Geithner: Pay Incentives Need More Changes – Treasury Secretary Timothy Geithner told the Congressional Oversight Panel that there hasn’t been “enough change” in the way financial-sector employees are paid, particularly after widespread criticism following the financial crisis. Mr. Geithner said there had been some “shift” away from risky behavior, but that companies have more work to do.“I would not claim that we have seen enough change in the structure of compensation,” Mr. Geithner said. A major criticism during the financial crisis was that lenders and traders were given financial incentives to take big risks that led some companies to fail or necessitated government bailouts. Many financial companies have resisted government interference in their pay packages, but some have altered their plans in recent months.

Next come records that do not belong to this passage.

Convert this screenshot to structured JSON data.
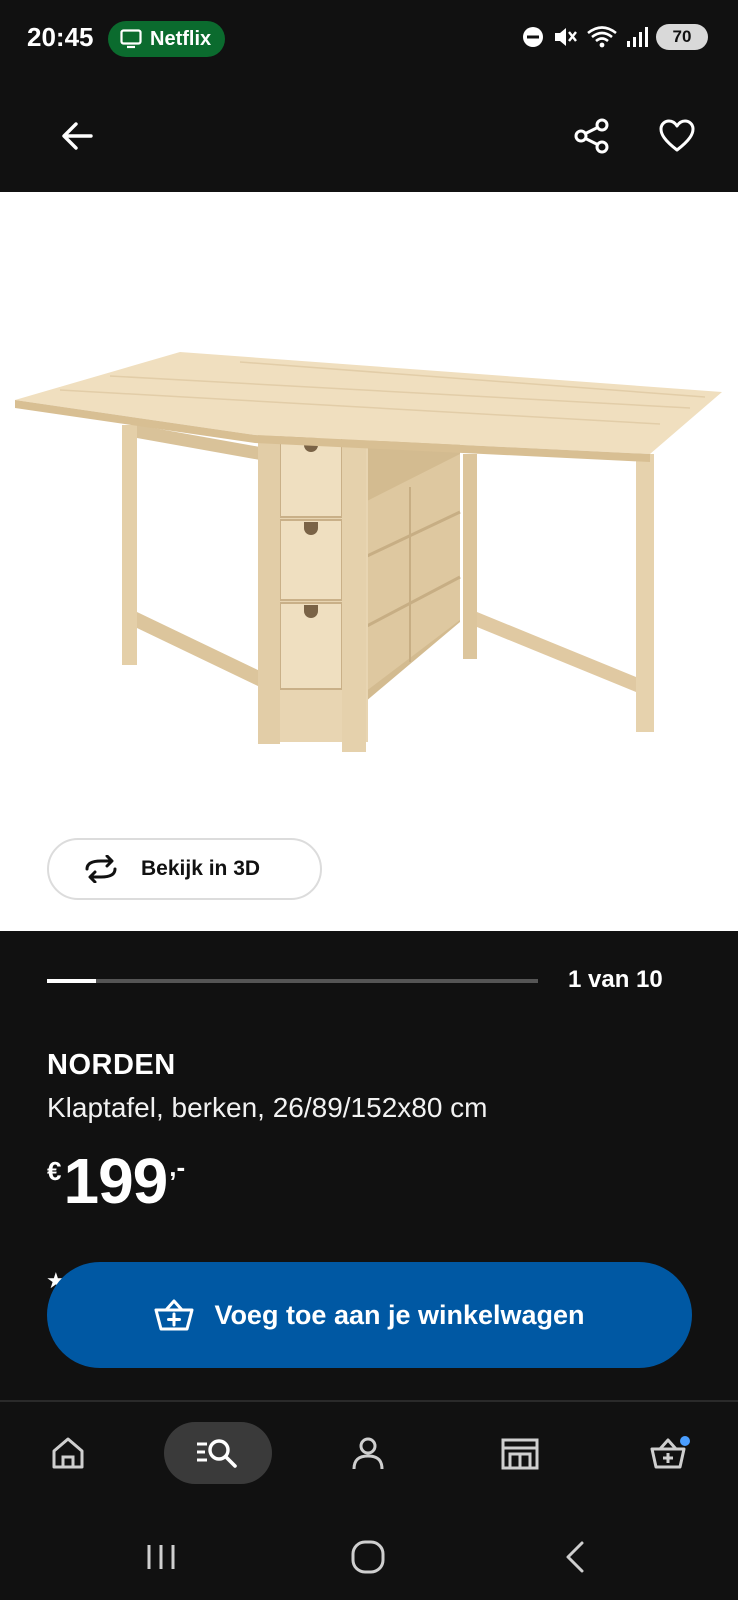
{
  "status_bar": {
    "time": "20:45",
    "notification_app": "Netflix",
    "battery": "70"
  },
  "header": {
    "back_icon": "arrow-left-icon",
    "share_icon": "share-icon",
    "favorite_icon": "heart-icon"
  },
  "gallery": {
    "view_3d_label": "Bekijk in 3D",
    "counter_label": "1 van 10",
    "current_index": 1,
    "total": 10
  },
  "product": {
    "name": "NORDEN",
    "description": "Klaptafel, berken, 26/89/152x80 cm",
    "price_currency": "€",
    "price_amount": "199",
    "price_suffix": ",-"
  },
  "actions": {
    "add_to_cart_label": "Voeg toe aan je winkelwagen"
  },
  "bottom_nav": {
    "items": [
      {
        "name": "home",
        "icon": "home-icon"
      },
      {
        "name": "search",
        "icon": "search-list-icon",
        "active": true
      },
      {
        "name": "account",
        "icon": "person-icon"
      },
      {
        "name": "store",
        "icon": "store-icon"
      },
      {
        "name": "cart",
        "icon": "basket-icon",
        "badge": true
      }
    ]
  },
  "colors": {
    "background": "#111111",
    "primary_blue": "#0058a3",
    "netflix_green": "#0b6b2e",
    "badge_blue": "#4a9eff"
  }
}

Foreclosures Fall to Lowest Level Since 2008 on Robo-Signing Delays – That equates to one in every 492 U.S. homes hit with a foreclosure notice or taken back by the lender during the month, compared to one in every 389 homes during October.  James Saccacio, RealtyTrac’s CEO, said “While part of the decrease can be attributed to a seasonal drop of 7 to 10 percent that typically occurs in November, fallout from the foreclosure robo-signing controversy forced lenders and servicers to hit the pause button on many foreclosures while they scrambled to revamp their internal procedures and revise or resubmit questionable paperwork.” According to RealtyTrac’s report, a total of 78,955 properties received default notices in November, a 21 percent decrease from the previous month and a 31 per-cent decrease from November 2009. While the robo-signing scandal may have impacted the short-term numbers, this marked the 10th straight annual decline in default notices.

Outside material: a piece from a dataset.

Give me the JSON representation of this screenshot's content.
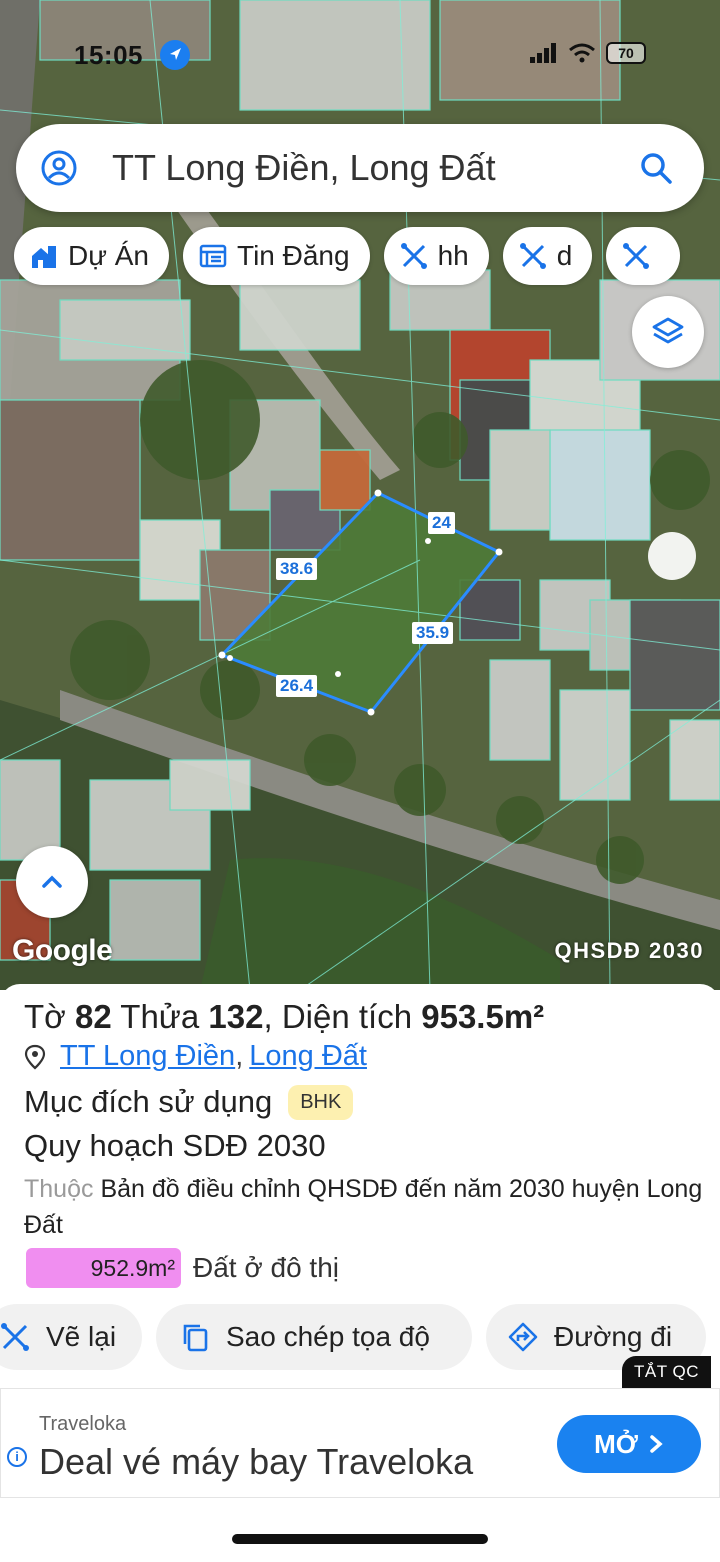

ECB Boosts Capital Base by $6.6 Billion to Protect It From Losses on Bonds – The European Central Bank will almost double its capital base to help protect it from losses as the institution buys bonds of governments from Portugal to Ireland to fight the sovereign-debt crisis.  The Frankfurt-based central bank will boost its capital by 5 billion euros ($6.6 billion) to 10.76 billion euros, it said in a statement today. The change will take effect from Dec. 29.  The capital increase suggests the ECB is concerned that its program to buy bonds of strained governments, which now totals 72 billion euros, may saddle its balance sheet with losses. Policy makers have increased pressure on governments to do more to end Europe’s debt crisis on concern the ECB is shouldering too much of the burden.

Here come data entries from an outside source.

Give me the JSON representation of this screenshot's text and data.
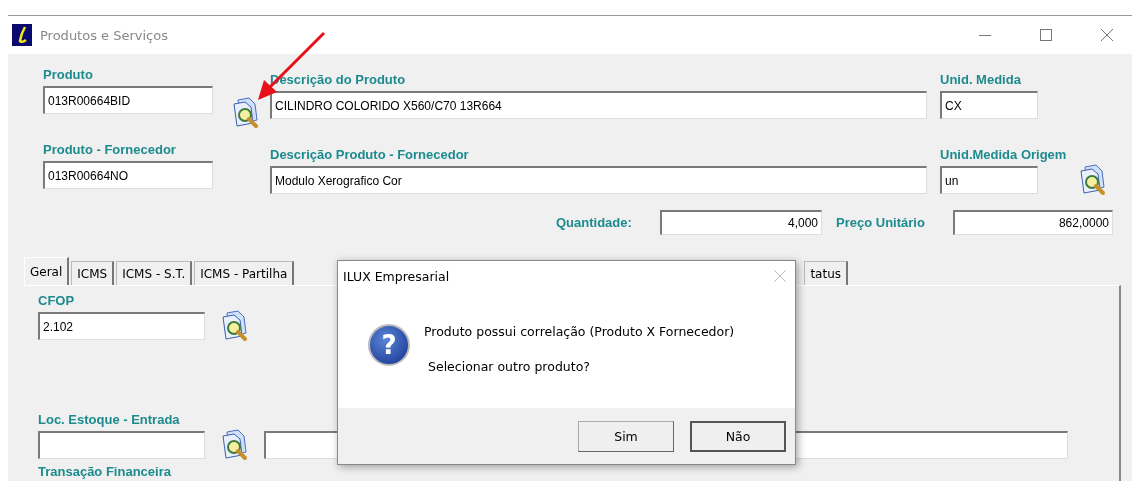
{
  "window": {
    "title": "Produtos e Serviços"
  },
  "product": {
    "label": "Produto",
    "value": "013R00664BID"
  },
  "description": {
    "label": "Descrição do Produto",
    "value": "CILINDRO COLORIDO X560/C70 13R664"
  },
  "unit": {
    "label": "Unid. Medida",
    "value": "CX"
  },
  "supplier_product": {
    "label": "Produto - Fornecedor",
    "value": "013R00664NO"
  },
  "supplier_description": {
    "label": "Descrição Produto - Fornecedor",
    "value": "Modulo Xerografico Cor"
  },
  "origin_unit": {
    "label": "Unid.Medida Origem",
    "value": "un"
  },
  "quantity": {
    "label": "Quantidade:",
    "value": "4,000"
  },
  "unit_price": {
    "label": "Preço Unitário",
    "value": "862,0000"
  },
  "tabs": [
    {
      "label": "Geral",
      "selected": true
    },
    {
      "label": "ICMS",
      "selected": false
    },
    {
      "label": "ICMS - S.T.",
      "selected": false
    },
    {
      "label": "ICMS - Partilha",
      "selected": false
    },
    {
      "label": "tatus",
      "selected": false
    }
  ],
  "cfop": {
    "label": "CFOP",
    "value": "2.102"
  },
  "stock_location": {
    "label": "Loc. Estoque - Entrada"
  },
  "transaction": {
    "label": "Transação Financeira"
  },
  "dialog": {
    "title": "ILUX Empresarial",
    "icon_glyph": "?",
    "lines": [
      "Produto possui correlação (Produto X Fornecedor)",
      "Selecionar outro produto?"
    ],
    "buttons": [
      {
        "label": "Sim",
        "default": false
      },
      {
        "label": "Não",
        "default": true
      }
    ]
  }
}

Junk Spreads Tumble to Lowest Since ’07 as Fed Prints CashRelative yields on junk bonds narrowed to a three-year low as investors gained confidence in Federal Reserve Chairman Ben S. Bernanke’s efforts to stimulate the economy.  The extra yield investors demand to own high-risk debt rather than government bonds has dropped 82 basis points this month to 540 basis points, or 5.4 percentage points, the lowest since Nov. 16, 2007, according to Bank of America Merrill Lynch’s U.S. High-Yield Master II index.  Goldman Sachs Group Inc. and JPMorgan Chase & Co. are advising clients to buy speculative-grade debt in 2011, even after gains of 14 percent this year and a record 57.5 percent in 2009. Economists are boosting growth forecasts after President Barack Obama agreed to extend tax cuts enacted by his predecessor and as Bernanke seeks to reduce unemployment and avert deflation by buying Treasuries.